Waarom wilde u naar Nederland?
‘Het was toentertijd nog rustig in Bosnië, er was nog geen oorlog, er was vrijheid, school was gratis voor kinderen, mensen zaten in het ziekenfonds en alles was goed geregeld. Maar thuis moest ik altijd de andere kinderen verzorgen en hard werken. Mijn vader werkte op het land, mijn moeder moest water sjouwen en ik moest voor mijn broertje zorgen. Als hij jankte kreeg ik meteen op mijn kop van mijn moeder. Ik bracht hem 4 kilometer lopend naar school, en terug. Boodschappen doen was ook ver weg. Ik moest altijd werken voor mijn ouders. Ze vroegen nooit of ik mijn huiswerk had gedaan, dat vonden ze niet belangrijk. Maar ik deed mijn huiswerk als ik op de koeien paste. Als ik van school kwam, moest ik werken, dan verdeelde mijn moeder eerst de taken. Als alles klaar was ging ik slapen, we hadden geen televisie.’

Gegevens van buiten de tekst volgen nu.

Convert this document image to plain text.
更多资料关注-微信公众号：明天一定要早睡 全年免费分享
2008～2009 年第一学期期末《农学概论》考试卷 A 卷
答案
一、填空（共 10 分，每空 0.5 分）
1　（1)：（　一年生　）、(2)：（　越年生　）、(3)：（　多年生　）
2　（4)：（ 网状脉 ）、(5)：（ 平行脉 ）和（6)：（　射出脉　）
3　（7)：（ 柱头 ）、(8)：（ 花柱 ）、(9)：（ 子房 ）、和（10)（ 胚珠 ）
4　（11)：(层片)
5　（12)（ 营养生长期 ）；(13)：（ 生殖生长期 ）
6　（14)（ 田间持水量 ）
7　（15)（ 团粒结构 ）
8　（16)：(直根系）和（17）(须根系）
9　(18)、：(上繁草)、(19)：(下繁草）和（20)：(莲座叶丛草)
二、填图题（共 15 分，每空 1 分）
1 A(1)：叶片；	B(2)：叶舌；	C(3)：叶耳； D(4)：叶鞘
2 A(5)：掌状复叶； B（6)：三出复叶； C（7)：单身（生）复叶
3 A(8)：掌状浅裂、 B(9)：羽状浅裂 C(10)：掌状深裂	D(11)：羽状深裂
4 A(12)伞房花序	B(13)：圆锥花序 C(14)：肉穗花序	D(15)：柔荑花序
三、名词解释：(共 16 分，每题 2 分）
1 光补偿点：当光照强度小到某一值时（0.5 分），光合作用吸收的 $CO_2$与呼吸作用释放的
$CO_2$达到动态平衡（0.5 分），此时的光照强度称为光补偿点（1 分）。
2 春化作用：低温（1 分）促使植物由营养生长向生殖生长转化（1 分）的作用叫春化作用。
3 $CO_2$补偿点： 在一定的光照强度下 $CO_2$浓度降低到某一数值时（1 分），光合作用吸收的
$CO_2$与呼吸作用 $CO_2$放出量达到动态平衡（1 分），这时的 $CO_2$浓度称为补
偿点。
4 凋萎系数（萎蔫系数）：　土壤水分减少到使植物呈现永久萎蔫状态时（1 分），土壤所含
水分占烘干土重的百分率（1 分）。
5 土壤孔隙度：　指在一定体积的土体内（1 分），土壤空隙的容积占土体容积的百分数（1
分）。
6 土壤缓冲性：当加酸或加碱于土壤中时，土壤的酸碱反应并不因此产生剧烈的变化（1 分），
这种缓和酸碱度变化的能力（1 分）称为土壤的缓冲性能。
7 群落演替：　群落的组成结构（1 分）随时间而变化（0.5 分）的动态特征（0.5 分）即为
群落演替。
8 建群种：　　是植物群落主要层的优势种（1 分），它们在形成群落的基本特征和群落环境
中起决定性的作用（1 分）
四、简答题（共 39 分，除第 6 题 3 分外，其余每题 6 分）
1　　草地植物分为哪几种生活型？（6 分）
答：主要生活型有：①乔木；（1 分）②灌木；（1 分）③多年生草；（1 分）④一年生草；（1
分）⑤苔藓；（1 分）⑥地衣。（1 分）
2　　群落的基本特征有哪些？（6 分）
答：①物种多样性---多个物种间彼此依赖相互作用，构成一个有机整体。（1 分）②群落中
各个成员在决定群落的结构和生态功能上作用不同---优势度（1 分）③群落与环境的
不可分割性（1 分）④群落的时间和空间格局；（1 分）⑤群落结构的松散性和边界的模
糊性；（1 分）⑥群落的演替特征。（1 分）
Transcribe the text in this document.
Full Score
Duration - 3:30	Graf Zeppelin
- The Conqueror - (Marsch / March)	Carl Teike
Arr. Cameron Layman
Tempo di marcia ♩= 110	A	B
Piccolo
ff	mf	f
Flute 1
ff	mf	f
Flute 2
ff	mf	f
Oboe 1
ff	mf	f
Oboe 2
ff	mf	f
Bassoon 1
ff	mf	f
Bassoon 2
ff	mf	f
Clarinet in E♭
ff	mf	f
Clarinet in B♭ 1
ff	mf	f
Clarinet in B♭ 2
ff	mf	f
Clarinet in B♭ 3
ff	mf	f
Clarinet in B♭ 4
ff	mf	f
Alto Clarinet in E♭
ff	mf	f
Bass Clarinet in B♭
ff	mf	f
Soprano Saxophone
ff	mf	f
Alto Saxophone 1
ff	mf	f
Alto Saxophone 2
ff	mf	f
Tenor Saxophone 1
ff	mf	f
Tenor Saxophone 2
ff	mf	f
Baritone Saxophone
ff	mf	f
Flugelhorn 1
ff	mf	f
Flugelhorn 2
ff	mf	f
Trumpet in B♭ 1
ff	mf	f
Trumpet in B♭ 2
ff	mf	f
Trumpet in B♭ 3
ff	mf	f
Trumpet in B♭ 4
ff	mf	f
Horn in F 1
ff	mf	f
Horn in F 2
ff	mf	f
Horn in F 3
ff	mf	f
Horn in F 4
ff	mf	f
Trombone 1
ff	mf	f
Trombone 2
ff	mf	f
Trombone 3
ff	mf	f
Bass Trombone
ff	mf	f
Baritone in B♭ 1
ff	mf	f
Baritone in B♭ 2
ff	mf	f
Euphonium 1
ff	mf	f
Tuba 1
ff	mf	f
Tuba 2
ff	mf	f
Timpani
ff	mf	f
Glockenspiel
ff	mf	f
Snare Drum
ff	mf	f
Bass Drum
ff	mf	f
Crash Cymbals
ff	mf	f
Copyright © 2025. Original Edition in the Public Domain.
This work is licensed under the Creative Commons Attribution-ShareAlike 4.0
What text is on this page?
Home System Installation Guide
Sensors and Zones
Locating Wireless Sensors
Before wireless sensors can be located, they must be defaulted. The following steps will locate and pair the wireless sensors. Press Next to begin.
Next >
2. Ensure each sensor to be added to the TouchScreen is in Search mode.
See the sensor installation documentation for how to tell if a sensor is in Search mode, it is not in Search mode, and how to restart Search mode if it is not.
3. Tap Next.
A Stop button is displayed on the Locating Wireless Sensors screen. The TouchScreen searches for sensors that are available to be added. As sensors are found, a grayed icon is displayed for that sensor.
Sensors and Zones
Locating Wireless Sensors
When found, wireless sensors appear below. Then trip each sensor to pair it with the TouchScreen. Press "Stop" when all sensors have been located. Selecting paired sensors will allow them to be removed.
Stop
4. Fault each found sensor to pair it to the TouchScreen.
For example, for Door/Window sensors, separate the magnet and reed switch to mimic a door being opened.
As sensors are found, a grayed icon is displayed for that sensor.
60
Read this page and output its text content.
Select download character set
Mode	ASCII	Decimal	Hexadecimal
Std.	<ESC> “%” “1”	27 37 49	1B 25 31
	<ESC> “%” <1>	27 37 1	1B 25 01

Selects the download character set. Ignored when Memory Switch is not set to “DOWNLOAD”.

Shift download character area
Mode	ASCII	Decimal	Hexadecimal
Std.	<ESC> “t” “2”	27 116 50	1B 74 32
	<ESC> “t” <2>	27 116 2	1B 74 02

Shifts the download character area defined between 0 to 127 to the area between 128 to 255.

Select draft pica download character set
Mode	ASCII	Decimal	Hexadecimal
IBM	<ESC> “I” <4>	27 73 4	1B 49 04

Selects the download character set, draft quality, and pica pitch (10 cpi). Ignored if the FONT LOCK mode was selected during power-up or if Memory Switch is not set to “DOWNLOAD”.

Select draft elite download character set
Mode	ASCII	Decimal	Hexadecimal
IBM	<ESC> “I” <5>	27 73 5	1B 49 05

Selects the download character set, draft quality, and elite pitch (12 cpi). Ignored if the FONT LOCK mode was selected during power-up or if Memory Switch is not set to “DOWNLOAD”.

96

Hoe was de aankomst in Nederland?
‘Toen ik 19 was, was het genoeg voor me in het dorp en wilde ik vertrekken. Ik wilde ergens anders proberen mijn geluk te zoeken. Ik ging naar het arbeidsbureau om werk te vragen in een Europees land. Ze stelden Nederland voor, het land van bloemen en cultuur. Ze vertelden dat er geen bergen waren, zoals bij ons. De mensen zijn er vriendelijk en eerlijk, zeiden ze. Dat vond ik belangrijk. Mijn werk was in een fabriek in Veenendaal, die busjes voor sprays maakte. Eerst moest ik een medisch onderzoek ondergaan, onder andere voor mijn oren, ogen en tanden. Na goedkeuring kreeg ik toestemming naar Nederland te komen. De kosten voor het onderzoek en het ticket naar Nederland werd betaald door de fabriek.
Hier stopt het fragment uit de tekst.